What's the best manner of implementing a social activity stream?

mort picture mort · Oct 14, 2008 · Viewed 51.8k times · Source

I'm interested in hearing your opinions in which is the best way of implementing a social activity stream (Facebook is the most famous example). Problems/challenges involved are:

  • Different types of activities (posting, commenting ..)
  • Different types of objects (post, comment, photo ..)
  • 1-n users involved in different roles ("User x replied to User y's comment on User's Z post")
  • Different views of the same activity item ("you commented .." vs. "your friend x commented" vs. "user x commented .." => 3 representations of a "comment" activity)

.. and some more, especially if you take it to a high level of sophistication, as Facebook does, for example, combining several activity items into one ("users x, y and z commented on that photo"

Any thoughts or pointers on patterns, papers, etc on the most flexible, efficient and powerful approaches to implementing such a system, data model, etc. would be appreciated.

Although most of the issues are platform-agnostic, chances are I end up implementing such a system on Ruby on Rails

Answer

heyman picture heyman · Oct 15, 2008

I have created such system and I took this approach:

Database table with the following columns: id, userId, type, data, time.

  • userId is the user who generated the activity
  • type is the type of the activity (i.e.
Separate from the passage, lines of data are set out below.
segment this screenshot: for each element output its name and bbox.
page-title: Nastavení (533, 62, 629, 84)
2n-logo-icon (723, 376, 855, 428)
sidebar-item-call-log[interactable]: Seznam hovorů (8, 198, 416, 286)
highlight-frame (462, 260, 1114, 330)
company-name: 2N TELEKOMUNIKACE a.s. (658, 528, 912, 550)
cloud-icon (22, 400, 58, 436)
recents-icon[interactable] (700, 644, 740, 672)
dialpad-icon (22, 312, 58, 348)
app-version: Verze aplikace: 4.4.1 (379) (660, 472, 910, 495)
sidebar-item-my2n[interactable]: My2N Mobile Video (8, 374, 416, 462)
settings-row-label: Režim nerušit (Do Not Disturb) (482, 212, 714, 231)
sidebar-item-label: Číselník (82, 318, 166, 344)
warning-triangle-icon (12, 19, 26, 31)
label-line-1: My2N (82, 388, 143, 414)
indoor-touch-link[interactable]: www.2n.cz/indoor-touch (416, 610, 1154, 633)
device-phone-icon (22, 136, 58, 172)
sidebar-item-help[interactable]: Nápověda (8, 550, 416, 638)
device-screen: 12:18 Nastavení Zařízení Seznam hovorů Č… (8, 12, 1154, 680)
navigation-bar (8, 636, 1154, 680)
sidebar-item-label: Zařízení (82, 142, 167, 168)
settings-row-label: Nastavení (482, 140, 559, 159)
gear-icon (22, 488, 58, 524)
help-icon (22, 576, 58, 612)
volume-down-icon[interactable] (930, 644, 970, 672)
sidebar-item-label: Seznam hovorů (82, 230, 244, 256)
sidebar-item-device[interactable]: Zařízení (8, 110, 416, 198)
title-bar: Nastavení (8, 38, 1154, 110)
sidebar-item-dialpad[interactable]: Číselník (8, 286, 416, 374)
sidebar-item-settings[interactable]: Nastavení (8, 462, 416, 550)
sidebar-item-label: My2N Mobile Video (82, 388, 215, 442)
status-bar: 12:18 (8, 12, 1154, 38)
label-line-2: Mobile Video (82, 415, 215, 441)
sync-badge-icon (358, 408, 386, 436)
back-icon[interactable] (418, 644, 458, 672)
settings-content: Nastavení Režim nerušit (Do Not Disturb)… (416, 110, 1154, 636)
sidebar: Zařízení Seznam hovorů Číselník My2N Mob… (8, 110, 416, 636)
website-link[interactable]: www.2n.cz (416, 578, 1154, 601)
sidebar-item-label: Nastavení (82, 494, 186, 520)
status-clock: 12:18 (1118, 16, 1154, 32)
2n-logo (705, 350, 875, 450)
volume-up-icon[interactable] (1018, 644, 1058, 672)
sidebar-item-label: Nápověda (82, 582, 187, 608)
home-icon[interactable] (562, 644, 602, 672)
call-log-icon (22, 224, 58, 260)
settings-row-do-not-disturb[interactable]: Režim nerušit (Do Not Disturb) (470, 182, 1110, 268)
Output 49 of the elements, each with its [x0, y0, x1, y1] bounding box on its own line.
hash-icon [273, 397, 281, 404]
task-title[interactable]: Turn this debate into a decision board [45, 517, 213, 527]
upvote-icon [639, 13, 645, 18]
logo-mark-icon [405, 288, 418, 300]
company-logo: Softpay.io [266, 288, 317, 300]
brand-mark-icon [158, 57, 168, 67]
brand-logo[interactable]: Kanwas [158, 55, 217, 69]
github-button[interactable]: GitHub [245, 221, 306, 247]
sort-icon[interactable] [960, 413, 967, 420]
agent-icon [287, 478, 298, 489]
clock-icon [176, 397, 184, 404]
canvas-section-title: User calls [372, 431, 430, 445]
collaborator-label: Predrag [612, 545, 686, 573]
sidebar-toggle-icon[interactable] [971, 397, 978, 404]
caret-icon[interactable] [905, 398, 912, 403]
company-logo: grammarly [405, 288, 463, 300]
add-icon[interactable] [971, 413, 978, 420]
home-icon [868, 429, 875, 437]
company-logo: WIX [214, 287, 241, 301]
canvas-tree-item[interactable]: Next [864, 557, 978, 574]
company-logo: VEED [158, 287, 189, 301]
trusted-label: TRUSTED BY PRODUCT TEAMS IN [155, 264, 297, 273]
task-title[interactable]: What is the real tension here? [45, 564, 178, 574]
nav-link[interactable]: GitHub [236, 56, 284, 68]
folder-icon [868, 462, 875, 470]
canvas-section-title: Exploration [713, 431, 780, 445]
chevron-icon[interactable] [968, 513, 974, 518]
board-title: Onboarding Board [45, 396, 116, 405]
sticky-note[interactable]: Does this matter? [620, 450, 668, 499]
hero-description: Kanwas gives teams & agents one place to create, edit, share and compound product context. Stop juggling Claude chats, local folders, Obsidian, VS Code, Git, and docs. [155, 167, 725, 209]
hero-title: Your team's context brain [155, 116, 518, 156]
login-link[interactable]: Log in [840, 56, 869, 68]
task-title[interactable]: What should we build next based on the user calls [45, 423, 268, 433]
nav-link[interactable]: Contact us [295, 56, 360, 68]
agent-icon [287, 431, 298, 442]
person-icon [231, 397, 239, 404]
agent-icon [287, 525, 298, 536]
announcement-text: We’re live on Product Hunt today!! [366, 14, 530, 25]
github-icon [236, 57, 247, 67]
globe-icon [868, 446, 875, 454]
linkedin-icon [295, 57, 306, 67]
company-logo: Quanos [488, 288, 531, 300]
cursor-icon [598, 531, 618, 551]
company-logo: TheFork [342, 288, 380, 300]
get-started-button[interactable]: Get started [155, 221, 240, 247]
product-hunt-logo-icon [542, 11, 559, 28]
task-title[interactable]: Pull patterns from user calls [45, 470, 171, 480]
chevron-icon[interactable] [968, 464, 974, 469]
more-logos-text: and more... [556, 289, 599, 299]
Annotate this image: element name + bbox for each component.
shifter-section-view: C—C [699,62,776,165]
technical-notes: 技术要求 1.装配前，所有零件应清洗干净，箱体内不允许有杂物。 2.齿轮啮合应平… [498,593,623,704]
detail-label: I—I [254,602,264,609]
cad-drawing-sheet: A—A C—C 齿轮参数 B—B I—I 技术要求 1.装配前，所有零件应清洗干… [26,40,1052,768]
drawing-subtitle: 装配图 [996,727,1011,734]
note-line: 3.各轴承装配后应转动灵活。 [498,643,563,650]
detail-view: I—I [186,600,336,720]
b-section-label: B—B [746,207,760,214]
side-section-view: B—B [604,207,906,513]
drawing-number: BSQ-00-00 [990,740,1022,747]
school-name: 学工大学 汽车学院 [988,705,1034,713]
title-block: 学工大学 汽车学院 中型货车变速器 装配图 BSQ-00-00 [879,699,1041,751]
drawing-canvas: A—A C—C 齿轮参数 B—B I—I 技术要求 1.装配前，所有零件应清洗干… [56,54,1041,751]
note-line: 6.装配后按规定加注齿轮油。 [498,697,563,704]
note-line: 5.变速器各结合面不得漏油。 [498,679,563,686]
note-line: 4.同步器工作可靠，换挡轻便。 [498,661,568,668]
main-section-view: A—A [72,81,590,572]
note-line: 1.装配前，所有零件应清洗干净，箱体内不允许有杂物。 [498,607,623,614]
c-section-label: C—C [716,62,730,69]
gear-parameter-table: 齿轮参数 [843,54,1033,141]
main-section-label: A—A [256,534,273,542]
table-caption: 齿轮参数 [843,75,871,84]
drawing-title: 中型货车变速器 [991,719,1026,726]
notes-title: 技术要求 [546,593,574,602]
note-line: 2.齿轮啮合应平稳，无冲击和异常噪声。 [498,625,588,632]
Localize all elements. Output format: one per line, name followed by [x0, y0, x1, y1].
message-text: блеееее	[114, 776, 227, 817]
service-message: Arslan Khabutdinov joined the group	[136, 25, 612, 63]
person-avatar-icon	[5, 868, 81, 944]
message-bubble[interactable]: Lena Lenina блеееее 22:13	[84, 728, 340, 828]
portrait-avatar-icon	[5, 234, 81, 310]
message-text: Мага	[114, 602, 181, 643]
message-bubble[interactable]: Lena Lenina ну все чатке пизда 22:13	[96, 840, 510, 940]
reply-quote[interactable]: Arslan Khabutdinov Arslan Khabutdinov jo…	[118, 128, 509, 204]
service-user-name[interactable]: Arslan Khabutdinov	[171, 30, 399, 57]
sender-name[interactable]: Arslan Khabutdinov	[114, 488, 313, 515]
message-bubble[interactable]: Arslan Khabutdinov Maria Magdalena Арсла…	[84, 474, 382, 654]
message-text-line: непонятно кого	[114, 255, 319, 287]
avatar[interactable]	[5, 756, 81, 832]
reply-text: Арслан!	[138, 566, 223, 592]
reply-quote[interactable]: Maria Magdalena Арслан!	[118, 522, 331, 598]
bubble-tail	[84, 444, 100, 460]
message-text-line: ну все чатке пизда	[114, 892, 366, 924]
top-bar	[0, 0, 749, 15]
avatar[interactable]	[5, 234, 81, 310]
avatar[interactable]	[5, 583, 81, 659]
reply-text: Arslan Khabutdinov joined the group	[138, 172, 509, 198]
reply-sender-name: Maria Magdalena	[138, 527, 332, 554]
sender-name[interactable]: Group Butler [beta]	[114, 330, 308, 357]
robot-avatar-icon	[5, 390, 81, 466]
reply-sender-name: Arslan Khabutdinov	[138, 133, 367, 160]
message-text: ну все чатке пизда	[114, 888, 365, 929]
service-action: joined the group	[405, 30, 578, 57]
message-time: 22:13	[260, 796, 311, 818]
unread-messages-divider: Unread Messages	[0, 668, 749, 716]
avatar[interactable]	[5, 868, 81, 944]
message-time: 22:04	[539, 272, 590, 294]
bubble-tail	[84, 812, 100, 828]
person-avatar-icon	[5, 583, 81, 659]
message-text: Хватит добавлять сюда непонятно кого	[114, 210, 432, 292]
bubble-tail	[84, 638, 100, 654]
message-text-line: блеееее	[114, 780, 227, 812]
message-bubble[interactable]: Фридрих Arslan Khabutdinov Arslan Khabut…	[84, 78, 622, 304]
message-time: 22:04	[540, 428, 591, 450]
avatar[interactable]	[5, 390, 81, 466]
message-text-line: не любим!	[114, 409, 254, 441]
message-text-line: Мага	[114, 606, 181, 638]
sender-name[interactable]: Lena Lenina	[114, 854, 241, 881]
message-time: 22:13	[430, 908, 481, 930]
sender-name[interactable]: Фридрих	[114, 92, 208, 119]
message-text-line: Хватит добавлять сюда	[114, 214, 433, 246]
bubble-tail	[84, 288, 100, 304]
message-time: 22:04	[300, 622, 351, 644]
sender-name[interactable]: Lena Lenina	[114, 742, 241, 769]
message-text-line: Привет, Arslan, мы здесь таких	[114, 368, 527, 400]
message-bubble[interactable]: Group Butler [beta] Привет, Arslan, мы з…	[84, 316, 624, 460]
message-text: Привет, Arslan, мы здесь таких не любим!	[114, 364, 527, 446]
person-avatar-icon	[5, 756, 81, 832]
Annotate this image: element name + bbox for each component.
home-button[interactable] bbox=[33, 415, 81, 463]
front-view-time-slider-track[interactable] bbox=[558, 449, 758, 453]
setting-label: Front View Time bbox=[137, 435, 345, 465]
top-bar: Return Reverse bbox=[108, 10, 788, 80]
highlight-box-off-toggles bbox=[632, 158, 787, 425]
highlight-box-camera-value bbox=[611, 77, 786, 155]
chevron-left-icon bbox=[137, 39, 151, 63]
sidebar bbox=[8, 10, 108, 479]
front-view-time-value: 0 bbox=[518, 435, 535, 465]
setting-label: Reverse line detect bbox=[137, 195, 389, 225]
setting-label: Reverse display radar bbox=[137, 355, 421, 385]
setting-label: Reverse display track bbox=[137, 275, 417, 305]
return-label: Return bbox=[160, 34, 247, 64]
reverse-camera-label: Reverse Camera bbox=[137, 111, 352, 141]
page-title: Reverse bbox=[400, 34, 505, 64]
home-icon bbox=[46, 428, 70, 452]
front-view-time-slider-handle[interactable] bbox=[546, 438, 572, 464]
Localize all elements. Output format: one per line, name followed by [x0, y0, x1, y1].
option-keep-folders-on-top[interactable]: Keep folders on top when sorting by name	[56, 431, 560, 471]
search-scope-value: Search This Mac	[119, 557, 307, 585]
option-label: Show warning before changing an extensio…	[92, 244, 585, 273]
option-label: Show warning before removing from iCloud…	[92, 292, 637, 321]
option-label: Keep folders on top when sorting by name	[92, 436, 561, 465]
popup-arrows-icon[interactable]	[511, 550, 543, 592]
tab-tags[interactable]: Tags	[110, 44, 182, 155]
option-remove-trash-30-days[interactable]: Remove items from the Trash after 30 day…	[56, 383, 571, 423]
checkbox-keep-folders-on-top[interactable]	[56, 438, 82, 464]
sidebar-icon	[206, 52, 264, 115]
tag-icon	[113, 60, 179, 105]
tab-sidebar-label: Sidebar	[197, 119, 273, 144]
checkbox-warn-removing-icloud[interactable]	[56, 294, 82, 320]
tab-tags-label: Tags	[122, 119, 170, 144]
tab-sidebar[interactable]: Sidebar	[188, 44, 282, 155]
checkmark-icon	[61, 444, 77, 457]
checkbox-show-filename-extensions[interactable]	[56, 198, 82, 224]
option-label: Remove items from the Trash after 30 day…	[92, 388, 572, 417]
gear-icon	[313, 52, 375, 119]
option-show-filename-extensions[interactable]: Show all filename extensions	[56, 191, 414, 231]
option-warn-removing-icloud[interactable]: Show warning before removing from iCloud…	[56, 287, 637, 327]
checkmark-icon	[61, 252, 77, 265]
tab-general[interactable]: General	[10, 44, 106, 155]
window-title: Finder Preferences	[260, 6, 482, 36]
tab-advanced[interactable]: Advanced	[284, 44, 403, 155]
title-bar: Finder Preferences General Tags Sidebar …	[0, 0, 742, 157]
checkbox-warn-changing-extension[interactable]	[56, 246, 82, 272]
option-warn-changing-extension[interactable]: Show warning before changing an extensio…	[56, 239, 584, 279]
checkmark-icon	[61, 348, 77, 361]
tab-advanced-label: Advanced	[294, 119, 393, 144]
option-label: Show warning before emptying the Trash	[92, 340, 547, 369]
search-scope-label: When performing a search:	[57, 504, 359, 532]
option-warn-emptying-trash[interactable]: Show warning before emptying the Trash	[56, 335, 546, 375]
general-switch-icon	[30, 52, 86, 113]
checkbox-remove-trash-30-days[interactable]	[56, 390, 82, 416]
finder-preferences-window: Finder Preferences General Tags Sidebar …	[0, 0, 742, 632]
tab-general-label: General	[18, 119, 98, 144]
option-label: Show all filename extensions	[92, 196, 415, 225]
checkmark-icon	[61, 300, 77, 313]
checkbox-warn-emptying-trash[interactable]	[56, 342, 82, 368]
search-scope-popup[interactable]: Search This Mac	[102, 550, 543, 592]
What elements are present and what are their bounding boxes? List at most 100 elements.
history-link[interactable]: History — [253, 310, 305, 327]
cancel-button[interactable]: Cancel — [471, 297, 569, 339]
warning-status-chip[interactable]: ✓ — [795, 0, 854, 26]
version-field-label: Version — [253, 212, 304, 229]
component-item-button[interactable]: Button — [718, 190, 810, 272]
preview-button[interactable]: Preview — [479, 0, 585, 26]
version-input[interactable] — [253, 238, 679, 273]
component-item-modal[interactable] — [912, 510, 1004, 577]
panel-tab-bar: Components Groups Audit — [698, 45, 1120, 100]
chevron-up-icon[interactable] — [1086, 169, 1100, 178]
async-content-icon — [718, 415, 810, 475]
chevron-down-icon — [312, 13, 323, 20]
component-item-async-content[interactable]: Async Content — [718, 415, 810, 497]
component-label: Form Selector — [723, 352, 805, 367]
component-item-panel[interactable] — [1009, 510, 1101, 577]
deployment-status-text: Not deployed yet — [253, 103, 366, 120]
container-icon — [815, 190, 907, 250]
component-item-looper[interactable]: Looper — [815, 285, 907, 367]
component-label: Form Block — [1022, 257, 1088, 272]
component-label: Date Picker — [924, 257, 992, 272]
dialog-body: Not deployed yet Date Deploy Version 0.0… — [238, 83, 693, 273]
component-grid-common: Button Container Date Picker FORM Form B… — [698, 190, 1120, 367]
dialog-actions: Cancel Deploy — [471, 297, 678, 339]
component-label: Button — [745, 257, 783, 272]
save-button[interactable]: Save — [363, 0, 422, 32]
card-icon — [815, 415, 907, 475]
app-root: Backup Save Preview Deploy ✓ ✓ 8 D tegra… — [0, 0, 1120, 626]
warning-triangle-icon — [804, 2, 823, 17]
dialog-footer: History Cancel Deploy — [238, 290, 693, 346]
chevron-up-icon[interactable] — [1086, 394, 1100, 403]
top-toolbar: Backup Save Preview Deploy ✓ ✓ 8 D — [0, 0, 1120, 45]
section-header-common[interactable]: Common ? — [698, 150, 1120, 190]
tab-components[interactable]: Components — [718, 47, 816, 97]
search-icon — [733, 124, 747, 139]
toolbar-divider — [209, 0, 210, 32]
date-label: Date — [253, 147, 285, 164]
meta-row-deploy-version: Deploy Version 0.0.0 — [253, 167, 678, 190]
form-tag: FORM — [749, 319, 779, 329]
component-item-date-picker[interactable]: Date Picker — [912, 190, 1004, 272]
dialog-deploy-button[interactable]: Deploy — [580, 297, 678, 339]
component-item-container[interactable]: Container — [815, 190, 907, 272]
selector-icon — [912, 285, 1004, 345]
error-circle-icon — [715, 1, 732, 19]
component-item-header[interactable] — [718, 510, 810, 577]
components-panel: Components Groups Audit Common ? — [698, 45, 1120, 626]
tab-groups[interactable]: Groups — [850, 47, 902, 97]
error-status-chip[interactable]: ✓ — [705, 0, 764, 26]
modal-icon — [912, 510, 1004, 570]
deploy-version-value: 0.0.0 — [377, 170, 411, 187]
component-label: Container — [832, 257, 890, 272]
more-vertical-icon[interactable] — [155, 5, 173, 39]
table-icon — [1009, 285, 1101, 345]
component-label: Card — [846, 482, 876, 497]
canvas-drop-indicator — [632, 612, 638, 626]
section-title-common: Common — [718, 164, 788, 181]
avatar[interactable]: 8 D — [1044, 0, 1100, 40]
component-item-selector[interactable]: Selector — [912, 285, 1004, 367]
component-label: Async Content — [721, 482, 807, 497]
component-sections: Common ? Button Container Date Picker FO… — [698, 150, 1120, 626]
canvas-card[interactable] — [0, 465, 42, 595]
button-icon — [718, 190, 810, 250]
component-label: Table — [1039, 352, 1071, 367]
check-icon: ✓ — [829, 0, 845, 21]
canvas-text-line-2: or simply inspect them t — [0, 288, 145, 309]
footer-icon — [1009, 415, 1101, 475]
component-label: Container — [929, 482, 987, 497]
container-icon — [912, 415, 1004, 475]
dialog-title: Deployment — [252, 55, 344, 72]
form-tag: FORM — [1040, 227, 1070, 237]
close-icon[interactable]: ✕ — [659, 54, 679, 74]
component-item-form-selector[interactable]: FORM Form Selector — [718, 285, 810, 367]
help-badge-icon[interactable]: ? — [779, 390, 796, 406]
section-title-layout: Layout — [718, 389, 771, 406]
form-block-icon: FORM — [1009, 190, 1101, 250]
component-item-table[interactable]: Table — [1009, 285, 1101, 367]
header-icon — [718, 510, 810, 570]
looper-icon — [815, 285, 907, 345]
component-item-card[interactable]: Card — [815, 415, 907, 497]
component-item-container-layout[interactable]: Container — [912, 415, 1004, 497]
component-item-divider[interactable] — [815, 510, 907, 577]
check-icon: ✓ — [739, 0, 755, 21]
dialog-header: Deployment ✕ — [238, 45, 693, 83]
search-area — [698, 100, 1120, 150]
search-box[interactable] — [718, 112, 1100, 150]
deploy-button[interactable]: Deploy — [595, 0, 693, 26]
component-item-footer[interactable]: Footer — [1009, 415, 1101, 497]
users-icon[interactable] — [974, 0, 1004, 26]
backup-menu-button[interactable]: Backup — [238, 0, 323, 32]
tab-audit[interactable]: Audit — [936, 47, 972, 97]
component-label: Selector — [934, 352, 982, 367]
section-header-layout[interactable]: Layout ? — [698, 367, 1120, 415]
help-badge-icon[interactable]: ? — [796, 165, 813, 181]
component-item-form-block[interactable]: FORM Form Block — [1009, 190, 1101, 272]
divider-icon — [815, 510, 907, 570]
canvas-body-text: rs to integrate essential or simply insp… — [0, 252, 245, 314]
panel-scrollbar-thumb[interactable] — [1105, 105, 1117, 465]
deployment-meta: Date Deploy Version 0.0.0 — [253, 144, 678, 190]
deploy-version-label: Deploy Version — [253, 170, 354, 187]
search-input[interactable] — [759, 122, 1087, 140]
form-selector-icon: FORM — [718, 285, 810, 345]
Wrote blog post, added photo, commented on user's photo)
  • data is a serialized object with meta-data for the activity where you can put in whatever you want

This limits the searches/lookups, you can do in the feeds, to users, time and activity types, but in a facebook-type activity feed, this isn't really limiting. And with correct indices on the table the lookups are fast.

With this design you would have to decide what metadata each type of event should require. For example a feed activity for a new photo could look something like this:

{id:1, userId:1, type:PHOTO, time:2008-10-15 12:00:00, data:{photoId:2089, photoName:A trip to the beach}}

You can see that, although the name of the photo most certainly is stored in some other table containing the photos, and I could retrieve the name from there, I will duplicate the name in the metadata field, because you don't want to do any joins on other database tables if you want speed. And in order to display, say 200, different events from 50 different users, you need speed.

Then I have classes that extends a basic FeedActivity class for rendering the different types of activity entries. Grouping of events would be built in the rendering code as well, to keep away complexity from the database.